Figure 5: Sestertius. E2017.543. Otago Museum Collection
Figure 6: As. E2017.541. Otago Museum Collection
Two of our coins show the shrine of Janus with its doors closed. One is a sestertius, the other an as, a smaller coin, and the inscriptions reflect the capacity of the coin-makers to adapt the all-important message of ‘world-wide’ peace to the different spaces available. On the larger sestertius, the inscription runs PACE P R TER(RA MARIQ PAR)TA IANVM CLVSIT: ‘with peace made by the People of Rome by land and sea, he closed the shrine of Janus’. On the smaller as, effectively the same message runs but as PACE P R VBIQVE PARTA IANVM CLVSIT: ‘with peace made by the People of Rome everywhere, he closed the shrine of Janus’.
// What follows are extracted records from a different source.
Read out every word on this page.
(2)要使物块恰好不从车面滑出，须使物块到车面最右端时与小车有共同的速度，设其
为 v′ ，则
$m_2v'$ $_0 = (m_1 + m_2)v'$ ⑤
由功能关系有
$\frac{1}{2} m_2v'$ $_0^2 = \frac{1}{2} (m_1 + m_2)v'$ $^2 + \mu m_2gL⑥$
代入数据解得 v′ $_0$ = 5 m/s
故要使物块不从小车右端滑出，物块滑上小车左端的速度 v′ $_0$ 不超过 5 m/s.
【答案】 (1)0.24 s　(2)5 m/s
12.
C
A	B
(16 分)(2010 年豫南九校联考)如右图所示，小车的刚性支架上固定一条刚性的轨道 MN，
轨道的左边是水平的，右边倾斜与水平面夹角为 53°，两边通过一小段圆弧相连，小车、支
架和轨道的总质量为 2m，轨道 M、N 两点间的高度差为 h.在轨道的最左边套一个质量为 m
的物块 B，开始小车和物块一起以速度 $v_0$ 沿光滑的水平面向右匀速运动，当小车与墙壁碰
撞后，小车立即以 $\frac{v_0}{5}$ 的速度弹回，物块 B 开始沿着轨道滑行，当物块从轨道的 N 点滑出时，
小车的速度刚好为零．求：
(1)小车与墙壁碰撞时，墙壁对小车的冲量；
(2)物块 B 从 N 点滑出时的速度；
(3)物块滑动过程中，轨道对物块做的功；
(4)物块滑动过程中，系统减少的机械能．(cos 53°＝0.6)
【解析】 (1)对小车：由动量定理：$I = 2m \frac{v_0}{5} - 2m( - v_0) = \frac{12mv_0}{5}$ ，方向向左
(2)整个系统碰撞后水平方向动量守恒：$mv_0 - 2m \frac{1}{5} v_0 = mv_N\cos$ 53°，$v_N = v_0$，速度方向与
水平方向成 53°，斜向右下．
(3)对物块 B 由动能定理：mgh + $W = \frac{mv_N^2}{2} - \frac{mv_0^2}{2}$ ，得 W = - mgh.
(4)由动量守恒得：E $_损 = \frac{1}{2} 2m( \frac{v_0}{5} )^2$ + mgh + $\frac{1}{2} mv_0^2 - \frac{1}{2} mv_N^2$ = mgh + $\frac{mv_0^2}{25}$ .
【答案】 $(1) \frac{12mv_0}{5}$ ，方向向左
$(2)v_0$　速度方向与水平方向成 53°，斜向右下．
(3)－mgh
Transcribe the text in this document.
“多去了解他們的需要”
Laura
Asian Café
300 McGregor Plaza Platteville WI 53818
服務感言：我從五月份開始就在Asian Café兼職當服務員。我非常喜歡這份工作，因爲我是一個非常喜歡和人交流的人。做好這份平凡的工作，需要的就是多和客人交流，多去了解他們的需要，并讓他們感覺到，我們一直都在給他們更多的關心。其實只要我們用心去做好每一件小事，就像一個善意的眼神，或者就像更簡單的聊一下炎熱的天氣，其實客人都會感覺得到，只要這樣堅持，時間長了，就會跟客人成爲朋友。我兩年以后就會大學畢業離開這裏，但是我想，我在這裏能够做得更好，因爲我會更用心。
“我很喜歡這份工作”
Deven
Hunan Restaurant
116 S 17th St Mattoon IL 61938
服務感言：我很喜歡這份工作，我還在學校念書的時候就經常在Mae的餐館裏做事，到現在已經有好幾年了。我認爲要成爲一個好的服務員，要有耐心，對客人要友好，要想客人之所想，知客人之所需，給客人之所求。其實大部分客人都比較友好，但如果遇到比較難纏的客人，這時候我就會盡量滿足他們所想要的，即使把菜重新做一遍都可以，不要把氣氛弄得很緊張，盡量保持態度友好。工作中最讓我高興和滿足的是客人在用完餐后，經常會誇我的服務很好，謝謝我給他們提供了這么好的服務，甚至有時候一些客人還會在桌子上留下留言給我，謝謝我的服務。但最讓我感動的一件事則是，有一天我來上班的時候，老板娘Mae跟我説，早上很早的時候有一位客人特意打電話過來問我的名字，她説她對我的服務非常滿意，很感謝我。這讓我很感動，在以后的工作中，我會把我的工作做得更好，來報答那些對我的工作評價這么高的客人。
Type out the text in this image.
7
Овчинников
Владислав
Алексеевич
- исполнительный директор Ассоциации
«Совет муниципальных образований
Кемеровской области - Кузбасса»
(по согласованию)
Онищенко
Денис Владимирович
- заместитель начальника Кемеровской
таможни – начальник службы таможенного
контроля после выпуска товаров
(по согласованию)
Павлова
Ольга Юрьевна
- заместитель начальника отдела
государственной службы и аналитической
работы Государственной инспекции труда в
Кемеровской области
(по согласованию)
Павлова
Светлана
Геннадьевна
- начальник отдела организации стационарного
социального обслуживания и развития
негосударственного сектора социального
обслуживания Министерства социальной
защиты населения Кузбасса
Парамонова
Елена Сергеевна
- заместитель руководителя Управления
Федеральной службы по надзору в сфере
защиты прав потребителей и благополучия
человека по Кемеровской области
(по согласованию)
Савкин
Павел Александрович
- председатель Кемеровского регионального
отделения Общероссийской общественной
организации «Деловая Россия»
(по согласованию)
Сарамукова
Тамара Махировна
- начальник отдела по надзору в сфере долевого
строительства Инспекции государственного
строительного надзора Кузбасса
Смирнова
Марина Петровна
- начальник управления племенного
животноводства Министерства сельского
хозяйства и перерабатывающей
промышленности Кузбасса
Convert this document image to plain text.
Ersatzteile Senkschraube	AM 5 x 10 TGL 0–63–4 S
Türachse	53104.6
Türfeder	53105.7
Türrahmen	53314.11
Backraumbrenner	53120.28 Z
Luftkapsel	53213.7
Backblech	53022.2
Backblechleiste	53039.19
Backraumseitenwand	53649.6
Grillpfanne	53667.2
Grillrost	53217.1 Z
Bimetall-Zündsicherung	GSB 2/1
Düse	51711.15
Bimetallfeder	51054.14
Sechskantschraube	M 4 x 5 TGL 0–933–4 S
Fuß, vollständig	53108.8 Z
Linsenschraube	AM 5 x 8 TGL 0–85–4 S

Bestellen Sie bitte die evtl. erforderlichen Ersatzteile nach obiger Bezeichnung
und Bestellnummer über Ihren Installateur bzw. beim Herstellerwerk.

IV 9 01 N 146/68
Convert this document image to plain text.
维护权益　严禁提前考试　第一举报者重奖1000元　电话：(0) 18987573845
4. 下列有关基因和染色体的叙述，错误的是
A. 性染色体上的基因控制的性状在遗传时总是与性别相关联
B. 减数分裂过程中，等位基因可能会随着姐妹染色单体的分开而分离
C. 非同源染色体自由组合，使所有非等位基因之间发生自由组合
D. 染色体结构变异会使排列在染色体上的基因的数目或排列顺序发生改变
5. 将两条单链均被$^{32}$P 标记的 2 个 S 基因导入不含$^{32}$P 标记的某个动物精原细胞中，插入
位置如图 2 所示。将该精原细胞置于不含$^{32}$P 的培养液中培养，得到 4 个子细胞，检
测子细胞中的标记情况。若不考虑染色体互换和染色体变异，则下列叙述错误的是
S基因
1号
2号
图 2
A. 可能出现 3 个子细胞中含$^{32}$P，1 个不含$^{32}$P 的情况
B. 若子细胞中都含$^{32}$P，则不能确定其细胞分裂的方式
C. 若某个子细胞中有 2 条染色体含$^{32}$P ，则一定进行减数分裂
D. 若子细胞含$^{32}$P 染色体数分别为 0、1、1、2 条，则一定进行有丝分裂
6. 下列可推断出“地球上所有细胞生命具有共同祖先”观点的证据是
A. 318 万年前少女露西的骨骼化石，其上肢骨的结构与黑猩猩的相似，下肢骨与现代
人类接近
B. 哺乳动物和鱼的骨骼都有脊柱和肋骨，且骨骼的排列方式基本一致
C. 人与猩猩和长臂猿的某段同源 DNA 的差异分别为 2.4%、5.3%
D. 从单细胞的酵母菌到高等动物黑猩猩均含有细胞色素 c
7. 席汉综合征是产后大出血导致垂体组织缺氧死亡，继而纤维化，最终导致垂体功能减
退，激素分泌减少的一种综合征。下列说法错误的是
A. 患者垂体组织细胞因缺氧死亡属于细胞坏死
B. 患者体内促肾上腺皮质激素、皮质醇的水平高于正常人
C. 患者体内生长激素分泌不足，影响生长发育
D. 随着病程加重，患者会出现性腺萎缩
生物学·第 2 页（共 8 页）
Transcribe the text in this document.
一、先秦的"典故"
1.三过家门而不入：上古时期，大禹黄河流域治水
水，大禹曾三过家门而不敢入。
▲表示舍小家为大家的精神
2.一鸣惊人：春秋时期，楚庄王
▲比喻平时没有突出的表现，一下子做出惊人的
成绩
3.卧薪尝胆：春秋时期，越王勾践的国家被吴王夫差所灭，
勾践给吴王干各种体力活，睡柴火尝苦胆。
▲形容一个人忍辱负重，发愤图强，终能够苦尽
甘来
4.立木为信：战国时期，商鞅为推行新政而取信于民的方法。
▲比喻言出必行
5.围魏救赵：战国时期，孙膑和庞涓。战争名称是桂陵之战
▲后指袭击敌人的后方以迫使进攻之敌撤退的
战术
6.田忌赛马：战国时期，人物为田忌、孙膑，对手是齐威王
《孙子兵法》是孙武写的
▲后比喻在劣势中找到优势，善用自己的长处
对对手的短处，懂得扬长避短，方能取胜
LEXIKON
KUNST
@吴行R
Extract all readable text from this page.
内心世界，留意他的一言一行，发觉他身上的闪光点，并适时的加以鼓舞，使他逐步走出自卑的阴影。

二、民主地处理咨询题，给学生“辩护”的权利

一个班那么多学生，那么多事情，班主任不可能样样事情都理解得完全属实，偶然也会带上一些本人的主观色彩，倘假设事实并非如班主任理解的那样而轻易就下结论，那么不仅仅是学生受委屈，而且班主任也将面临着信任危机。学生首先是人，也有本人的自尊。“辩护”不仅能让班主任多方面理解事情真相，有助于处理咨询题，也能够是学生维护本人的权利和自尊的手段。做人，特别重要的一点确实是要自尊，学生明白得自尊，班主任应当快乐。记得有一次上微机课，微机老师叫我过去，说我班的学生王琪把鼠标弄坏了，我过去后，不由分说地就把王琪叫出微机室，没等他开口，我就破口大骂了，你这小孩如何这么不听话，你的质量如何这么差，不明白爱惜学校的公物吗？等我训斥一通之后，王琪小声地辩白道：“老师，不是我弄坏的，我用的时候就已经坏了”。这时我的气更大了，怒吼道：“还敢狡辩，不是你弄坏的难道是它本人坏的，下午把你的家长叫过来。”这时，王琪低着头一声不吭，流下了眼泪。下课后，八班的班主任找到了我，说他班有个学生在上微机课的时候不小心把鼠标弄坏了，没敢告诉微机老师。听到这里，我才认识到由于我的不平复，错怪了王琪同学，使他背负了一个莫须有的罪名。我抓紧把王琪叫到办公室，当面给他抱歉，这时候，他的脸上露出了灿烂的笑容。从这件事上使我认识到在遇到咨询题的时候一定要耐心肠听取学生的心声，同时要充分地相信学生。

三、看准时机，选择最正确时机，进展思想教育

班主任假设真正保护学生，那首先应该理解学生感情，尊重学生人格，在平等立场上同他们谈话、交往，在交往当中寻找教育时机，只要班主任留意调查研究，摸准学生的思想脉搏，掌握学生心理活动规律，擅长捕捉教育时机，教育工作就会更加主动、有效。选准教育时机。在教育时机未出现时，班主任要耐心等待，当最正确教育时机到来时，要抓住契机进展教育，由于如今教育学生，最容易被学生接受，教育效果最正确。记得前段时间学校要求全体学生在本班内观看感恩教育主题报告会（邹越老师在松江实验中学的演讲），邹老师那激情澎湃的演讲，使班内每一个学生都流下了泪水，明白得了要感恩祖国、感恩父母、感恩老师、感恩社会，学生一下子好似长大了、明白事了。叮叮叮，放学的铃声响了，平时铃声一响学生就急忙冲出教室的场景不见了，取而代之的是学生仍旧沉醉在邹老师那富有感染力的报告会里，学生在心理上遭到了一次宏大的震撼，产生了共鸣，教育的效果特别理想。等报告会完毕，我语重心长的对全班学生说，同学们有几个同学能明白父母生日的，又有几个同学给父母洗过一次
The shrine was essentially an arched passageway with doors at each end. The differently sized fields of the two coin faces give us two slightly different images of the shrine. On both the shrine is presented at three-quarter angle, so that we can see a door closed across the archway, and a longer side wall. On the sestertius a wreath hangs from the upper attic level across the top of the door; a latticed window punctuates the side wall about halfway up. On the as there is no wreath, and the latticed window has only two levels of windows, not the three on the sestertius. It’s a minor detail, but a reminder that these coins can only represent so much, and cannot be taken as absolutely accurate images of the built reality. Nor, curiously, do they align with the political events that are here commemorated, as the coins of this type appeared from 64 CE, whereas the closing of the doors took place in 66. Perhaps there was a repetition to mark Tiridates’ trip to Rome.